HISTORY AND CLINICAL SIGNIFICANCE OF ELECTROCARDIOGRAPHY: FROM SOURCES TO CONTEMPORANEITY
Kharkiv National Medical University
Historical stages of electrocardiography are described. In 1791 an Italian physician L.Galvani was the first to investigate electrical phenomena in muscular contraction, which gave rise to experimental physiology. In 1856 R.Kölliker and H. Müller determined the presence of weak current occurring at myocardium contractions. In 1887 an English physiologist A.Waller using capillary electrometer was the first to obtain a record of electrical activity in the human myocardium. In 1893 a Dutch physiologist W.Einthoven suggested the term electrocardiography for the new method. In 1903 the first electrocardiograph was made and in 1905 W. Einthoven carried out transmission of an electrocardiogram via telephone, which opened the way to ECG−telemetry. The system of electrocardiographic leads was elaborated during the period from 1913 to 1943. In 1947 N. Holter invented the first remote ECG monitor. Since 1961 Holter monitoring (HM) has been widely used in clinical practice. The American Association of Cardiology distinguishes three classes of clinical indications for Holter monitoring.
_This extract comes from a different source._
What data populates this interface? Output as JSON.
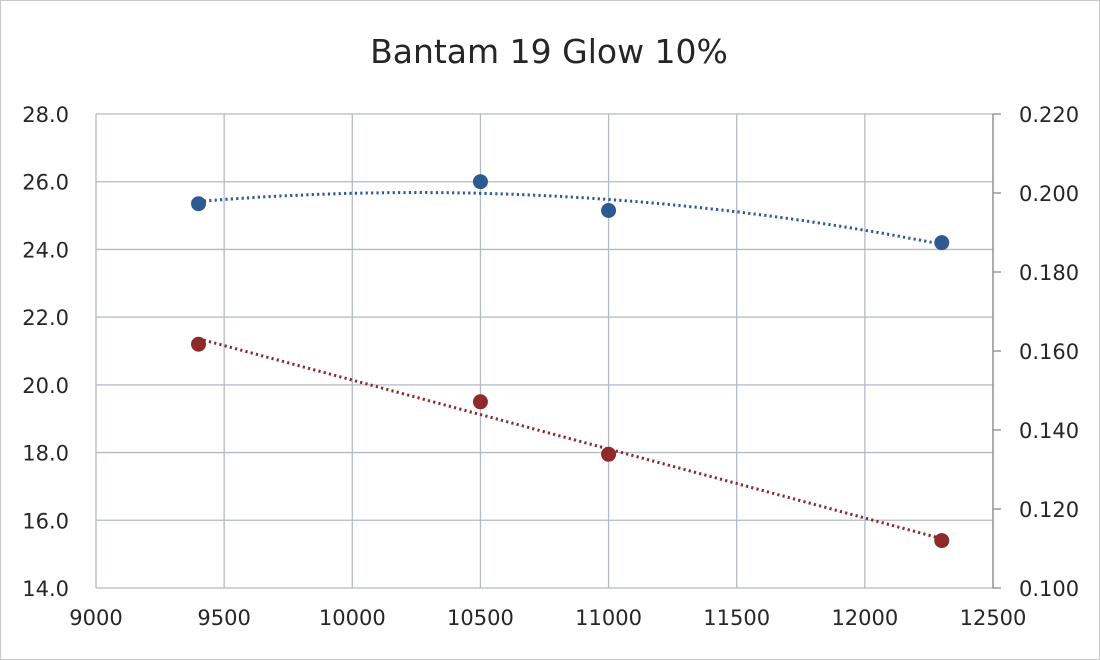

In Ukraine physicians usually use B. Laun and M. Wolf classification when interpreting ECG in patients with ventricular arrhythmias. Diagnostic capabilities of Holter monitoring can be expanded by telemetry which has been used in Ukraine since 1935. Transesophageal electrocardiography and transesophageal electrocardiostimulation have been used in clinical practice since the 1980th. These methods help to diagnose abnormal changes in the myocardium which are difficult to assess on a plain ECG or which are not detected by Holter monitoring.
Key words: history of electrocardiography development, Holter monitoring, ECG−telemetry, transesophageal electrocardiography.